Mon nom est une légende

Paris, le samedi 5 octobre 2013 - Parmi les multiples surprises que nous réserve l'art et qui permettent de transformer nos modestes vies, la rencontre avec des légendes est un artifice à la fois superficiel, plaisant et déroutant. Ces légendes peuvent être de tous ordres et leurs effets également. Il peut s'agir de se confronter à un auteur à la réputation redoutable (et souvent mieux connu en raison de cette réputation que par ses œuvres). Ainsi depuis le 27 septembre et jusqu'au 25 octobre le théâtre de la Colline à Paris propose l'adaptation d'un roman de jeunesse de Thomas Bernhard, « Perturbation ». Le fils d'un médecin campagne l'accompagne tout au long de sa tournée et découvre les « perturbations » auxquels sont confrontés hommes, femmes, enfants. Le texte est comme souvent une réflexion douloureuse sur la maladie (thème qui hanta Thomas Bernhard) et nous même, portée notamment par le personnage du Prince chez lequel se rendent le médecin et son fils.

Chute de l'idole

Si la réputation de Thomas Bernhard dépasse sa personnalité réelle et s'approche parfois du légendaire, il n'est cependant pas devenu jusqu'à un personnage de fiction. Lady Di en est un pour la première fois dans le film d'Olivier  Hirschbiegel (connu pour avoir réalisé La Chute). Ce premier film sur la princesse star, incarnée par Naomi Watts, qui raconte son histoire d'amour passionnel avec le chirurgien Hasnat Kahn (Naveen Andrews) est-il à la hauteur de la légende ? La presse britannique est unanime : elle a éreinté le film!

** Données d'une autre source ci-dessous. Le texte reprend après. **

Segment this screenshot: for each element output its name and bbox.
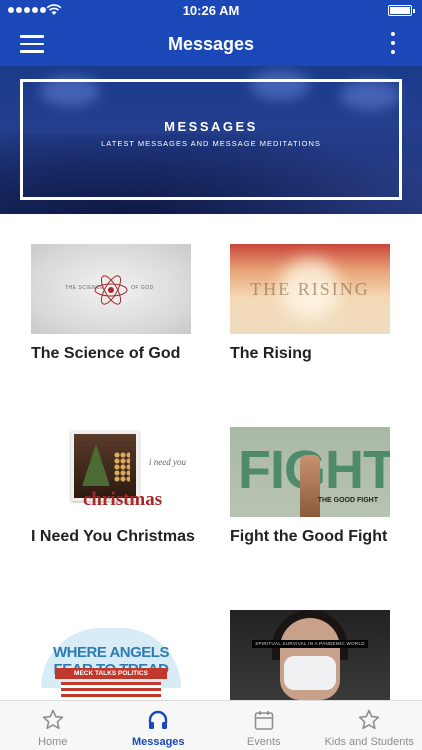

En France où l'on a su garder un peu plus de distance avec l'icône, on se montre moins sévère avec cette bluette qui ravira les âmes de midinette toujours promptes à savourer les paillettes !

Chute de l'ange

On est loin de cet univers glamour de pauvre petite fille riche dans « L'Etat du ciel », dernier roman de Pierre Péju. Ici c'est un ange, un « véritable » ange qui dessine la légende. Raphael, lassé de l' « état du ciel » s'est laissé tomber sur terre pour soutenir un couple profondément meurtri. Lui est chef de service de gynécologie et d'obstétrique dans un hôpital d'une ville de taille moyenne et elle est une artiste. Ils sont tous deux en proie au désespoir depuis que leur vie a été brisée. L'ange parviendra-t-il à leur permettre une nouvelle naissance ?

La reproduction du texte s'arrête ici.